突然、湖から黒い影が沸き上がってきた。それは人間とも獣ともつかない異形の存在で、無数の手足が絡み合い、嘆きの声が響いていた。影は石碑を囲むように動き出し、まるで何かを守っているように見えた。
アキラ「こいつが…厄災の正体か…」
カズキ「どうするんだ、アキラ!?俺たちに何ができるってんだよ!」
アキラは石碑に手を触れると、不思議な感覚に襲われた。そこには祖父や先祖たちの記憶が凝縮されていた。そして一つの映像が頭に浮かんだ。村を守るために命をかけた先祖たちが、厄災を封じ込めるためにこの湖の主と契約を交わしたのだ。
その契約を破らない限り、村は守られる。だが代償として、代々の家系がこの記憶を引き継ぎ、いつか封印が解けたときに再び厄災と対峙しなければならなかったのだ。
アキラ「俺たちが…封印を修復しなきゃならないんだ…」
二人は湖に向かって立ち、決意を固めた。アキラは石碑に再び手を当て、祖先たちが行ったとされる儀式を再現することを試みた。彼は心の中で静かに祈り、封印を再び強化するためにその場に立ち続けた。カズキも彼の隣で、震える手で祈りを捧げる。
しばらくすると、黒い影がゆっくりと湖へ戻り始め、異様な気配が次第に薄れていくのを感じた。影が湖に沈むと同時に、石碑が淡い光を放ち始めた。アキラとカズキは息を切らしながらも、無事に儀式が終わったことを確信した。
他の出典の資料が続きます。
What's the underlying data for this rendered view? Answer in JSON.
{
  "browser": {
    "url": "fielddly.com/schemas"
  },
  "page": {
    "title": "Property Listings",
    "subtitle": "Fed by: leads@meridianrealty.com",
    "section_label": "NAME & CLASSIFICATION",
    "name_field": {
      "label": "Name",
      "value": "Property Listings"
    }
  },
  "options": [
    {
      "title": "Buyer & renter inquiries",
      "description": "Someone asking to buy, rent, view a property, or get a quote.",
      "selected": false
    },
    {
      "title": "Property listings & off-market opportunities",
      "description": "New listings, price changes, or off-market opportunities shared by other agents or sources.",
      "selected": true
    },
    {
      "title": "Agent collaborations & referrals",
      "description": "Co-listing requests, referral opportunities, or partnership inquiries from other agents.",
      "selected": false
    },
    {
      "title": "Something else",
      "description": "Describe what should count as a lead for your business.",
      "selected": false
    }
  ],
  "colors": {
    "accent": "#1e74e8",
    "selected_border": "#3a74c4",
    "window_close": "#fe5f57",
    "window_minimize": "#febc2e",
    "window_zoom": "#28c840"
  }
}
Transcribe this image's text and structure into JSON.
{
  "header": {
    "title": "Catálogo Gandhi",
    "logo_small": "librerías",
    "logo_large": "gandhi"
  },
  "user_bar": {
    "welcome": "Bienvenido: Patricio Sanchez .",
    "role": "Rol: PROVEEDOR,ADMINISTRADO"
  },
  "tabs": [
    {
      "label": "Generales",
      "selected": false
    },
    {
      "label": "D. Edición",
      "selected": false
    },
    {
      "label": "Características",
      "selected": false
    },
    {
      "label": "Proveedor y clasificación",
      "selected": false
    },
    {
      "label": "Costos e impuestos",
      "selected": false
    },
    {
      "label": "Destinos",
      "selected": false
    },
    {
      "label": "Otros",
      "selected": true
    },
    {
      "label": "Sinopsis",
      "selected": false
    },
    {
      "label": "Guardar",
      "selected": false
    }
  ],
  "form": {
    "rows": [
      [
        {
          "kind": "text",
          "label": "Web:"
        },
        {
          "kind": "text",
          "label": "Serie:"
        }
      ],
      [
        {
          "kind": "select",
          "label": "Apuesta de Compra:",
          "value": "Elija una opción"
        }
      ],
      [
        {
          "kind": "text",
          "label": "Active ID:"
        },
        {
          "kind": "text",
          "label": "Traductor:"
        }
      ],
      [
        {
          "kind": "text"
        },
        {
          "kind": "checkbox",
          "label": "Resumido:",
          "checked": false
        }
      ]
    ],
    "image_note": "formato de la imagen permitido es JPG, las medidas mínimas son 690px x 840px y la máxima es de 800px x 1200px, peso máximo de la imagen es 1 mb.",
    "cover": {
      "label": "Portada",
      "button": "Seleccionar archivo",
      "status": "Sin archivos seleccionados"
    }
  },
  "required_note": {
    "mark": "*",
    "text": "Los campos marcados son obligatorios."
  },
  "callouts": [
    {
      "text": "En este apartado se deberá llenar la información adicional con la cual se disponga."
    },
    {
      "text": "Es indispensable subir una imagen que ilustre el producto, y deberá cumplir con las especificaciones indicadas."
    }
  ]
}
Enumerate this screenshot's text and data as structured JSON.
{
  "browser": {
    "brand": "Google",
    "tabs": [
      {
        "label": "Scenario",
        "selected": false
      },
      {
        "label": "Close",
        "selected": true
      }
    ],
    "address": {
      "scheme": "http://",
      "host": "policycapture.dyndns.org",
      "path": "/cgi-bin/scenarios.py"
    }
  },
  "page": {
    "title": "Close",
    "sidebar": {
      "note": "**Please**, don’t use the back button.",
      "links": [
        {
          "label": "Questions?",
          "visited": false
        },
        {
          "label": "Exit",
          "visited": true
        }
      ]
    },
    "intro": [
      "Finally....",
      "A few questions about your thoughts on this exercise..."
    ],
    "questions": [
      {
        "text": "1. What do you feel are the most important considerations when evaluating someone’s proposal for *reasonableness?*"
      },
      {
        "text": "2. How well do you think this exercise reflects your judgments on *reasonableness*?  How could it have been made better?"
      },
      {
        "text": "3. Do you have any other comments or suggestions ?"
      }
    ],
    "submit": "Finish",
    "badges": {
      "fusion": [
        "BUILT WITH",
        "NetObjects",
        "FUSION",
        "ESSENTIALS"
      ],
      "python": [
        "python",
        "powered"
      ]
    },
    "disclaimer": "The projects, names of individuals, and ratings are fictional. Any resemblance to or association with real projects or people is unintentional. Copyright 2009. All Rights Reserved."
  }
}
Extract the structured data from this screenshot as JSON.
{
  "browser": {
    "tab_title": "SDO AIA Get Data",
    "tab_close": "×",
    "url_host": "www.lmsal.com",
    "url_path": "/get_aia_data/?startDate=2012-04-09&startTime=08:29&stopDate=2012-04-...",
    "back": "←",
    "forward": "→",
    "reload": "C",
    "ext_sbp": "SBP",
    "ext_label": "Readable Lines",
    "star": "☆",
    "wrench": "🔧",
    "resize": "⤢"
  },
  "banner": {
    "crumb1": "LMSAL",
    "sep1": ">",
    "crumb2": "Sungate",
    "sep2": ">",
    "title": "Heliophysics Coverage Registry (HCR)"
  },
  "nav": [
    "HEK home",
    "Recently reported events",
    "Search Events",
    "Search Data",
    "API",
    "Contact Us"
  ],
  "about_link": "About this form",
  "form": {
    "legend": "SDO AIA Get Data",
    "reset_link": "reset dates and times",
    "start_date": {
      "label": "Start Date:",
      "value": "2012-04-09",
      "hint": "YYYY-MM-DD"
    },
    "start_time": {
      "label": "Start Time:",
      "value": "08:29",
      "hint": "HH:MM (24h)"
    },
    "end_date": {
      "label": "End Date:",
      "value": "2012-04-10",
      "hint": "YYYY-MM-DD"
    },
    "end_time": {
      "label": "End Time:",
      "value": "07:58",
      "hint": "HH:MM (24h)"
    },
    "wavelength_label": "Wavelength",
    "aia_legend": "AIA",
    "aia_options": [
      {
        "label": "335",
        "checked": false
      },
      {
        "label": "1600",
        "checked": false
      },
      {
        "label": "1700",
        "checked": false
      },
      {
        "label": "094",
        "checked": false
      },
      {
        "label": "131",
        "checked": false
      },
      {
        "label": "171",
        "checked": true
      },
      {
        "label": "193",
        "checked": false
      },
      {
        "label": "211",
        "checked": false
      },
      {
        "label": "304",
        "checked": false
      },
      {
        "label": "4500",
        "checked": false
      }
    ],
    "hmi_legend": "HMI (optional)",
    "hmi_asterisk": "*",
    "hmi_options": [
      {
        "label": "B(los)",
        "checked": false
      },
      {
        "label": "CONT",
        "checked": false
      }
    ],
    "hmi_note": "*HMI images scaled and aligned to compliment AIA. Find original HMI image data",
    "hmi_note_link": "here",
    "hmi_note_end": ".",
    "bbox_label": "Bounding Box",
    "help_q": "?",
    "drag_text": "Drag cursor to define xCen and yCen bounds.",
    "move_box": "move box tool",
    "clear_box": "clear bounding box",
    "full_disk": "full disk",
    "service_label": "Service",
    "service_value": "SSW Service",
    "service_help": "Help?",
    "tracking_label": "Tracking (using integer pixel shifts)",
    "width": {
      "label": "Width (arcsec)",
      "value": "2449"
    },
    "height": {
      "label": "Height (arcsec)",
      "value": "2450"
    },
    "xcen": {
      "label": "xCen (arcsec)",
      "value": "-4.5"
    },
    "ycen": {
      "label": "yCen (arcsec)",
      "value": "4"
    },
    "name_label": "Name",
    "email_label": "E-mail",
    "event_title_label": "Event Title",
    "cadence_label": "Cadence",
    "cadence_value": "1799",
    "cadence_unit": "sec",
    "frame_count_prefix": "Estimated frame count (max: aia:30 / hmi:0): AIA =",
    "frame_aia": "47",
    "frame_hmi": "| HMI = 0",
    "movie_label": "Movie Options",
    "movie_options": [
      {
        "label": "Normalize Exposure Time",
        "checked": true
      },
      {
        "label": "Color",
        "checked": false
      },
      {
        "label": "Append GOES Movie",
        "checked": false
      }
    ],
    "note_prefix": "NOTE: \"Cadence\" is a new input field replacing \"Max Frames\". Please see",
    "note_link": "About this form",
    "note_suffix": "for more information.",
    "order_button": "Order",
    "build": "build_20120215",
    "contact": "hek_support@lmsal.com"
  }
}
二人が村に戻ると、村人たちが家の前で迎えていた。誰もが何も言わなかったが、彼らの表情には安堵が浮かんでいた。厄災は去り、村は再び平穏を取り戻したのだ。
だがその夜、アキラは再び夢を見た。夢の中で彼は、湖の底にいる自分自身と向き合っていた。その姿はすでに彼のものではなく、祖父の姿であった。
「お前が役目を果たした。その使命は次の世代へと引き継がれるだろう。」
アキラはその言葉に一抹の不安を覚えながらも、安堵して目を覚ました。村の平和が続くことを願いながら、彼は自らの家系が負っている重い宿命に思いを馳せたのだった。